Aku membaca dan menitinya.
“Aku berjalan ke arah utara, kutemukan sebuah sungai,
aku melewatinya, kutemukan sebuah gunung yang memanggul mendung.
Tak ada hujan sebab ini bulan Oktober yang kering.
Aku mendaki dan melampauinya.
Di ujung perjalanan ini,
kutemukan sebuah danau yang menyimpan air mata, kesedihan,
dan sebuah dendam.”
Malang, 2024.
***
Pemberhentian Terakhir
Kita sampai pada titik akhir.
Peron membeku, raut-raut lesu
tak ada keramaian pada dini hari seperti ini.
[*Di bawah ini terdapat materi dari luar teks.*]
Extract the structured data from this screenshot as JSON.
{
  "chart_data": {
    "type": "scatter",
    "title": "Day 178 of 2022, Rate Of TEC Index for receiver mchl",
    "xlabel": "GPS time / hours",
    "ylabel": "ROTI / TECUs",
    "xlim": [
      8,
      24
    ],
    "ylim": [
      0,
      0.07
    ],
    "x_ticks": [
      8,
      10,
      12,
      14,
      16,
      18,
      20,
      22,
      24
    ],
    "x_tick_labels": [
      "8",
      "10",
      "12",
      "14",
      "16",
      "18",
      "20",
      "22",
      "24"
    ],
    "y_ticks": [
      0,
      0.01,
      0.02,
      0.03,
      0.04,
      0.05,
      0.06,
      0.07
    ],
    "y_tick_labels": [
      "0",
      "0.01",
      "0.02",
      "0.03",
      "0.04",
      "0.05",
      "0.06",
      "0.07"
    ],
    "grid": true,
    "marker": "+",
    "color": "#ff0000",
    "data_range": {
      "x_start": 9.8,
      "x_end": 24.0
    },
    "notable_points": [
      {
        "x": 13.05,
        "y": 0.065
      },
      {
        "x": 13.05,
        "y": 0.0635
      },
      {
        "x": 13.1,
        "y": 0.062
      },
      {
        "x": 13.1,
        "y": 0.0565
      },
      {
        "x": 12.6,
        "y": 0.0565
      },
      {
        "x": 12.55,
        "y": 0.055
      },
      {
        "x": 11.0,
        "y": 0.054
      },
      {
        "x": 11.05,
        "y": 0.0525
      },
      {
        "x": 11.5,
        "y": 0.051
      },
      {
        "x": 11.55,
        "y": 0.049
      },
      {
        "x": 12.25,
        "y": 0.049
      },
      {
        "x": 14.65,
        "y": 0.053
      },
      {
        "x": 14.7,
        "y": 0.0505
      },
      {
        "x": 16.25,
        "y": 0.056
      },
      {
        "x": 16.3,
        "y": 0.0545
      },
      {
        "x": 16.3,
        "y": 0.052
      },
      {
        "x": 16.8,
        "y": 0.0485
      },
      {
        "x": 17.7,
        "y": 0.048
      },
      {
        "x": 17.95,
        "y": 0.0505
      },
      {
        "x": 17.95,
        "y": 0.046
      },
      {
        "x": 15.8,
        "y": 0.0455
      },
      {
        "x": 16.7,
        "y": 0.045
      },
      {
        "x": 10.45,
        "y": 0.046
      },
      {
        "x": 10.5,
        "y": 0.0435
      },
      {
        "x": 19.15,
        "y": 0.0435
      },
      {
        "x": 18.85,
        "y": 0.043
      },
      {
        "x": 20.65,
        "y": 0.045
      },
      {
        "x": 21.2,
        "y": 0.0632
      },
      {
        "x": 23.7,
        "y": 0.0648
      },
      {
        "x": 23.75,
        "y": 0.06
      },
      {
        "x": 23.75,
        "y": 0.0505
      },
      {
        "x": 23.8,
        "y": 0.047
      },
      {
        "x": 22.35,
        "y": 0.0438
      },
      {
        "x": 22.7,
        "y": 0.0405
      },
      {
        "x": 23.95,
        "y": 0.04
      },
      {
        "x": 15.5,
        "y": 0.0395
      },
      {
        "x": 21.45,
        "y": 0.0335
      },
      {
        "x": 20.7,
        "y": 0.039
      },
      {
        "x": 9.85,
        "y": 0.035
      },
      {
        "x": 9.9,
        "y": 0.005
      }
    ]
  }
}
Segalanya telah kita lalui dengan dengkul linu
dan kantung-kantung kantuk.
Pohon-pohon yang berjalan, burung-burung diam,
sawah ladang yang menghitam, siluet gunung,
lampu kota yang kau kira bintang jatuh,
dan lamunanku yang buyar di hadapan letih wajahmu.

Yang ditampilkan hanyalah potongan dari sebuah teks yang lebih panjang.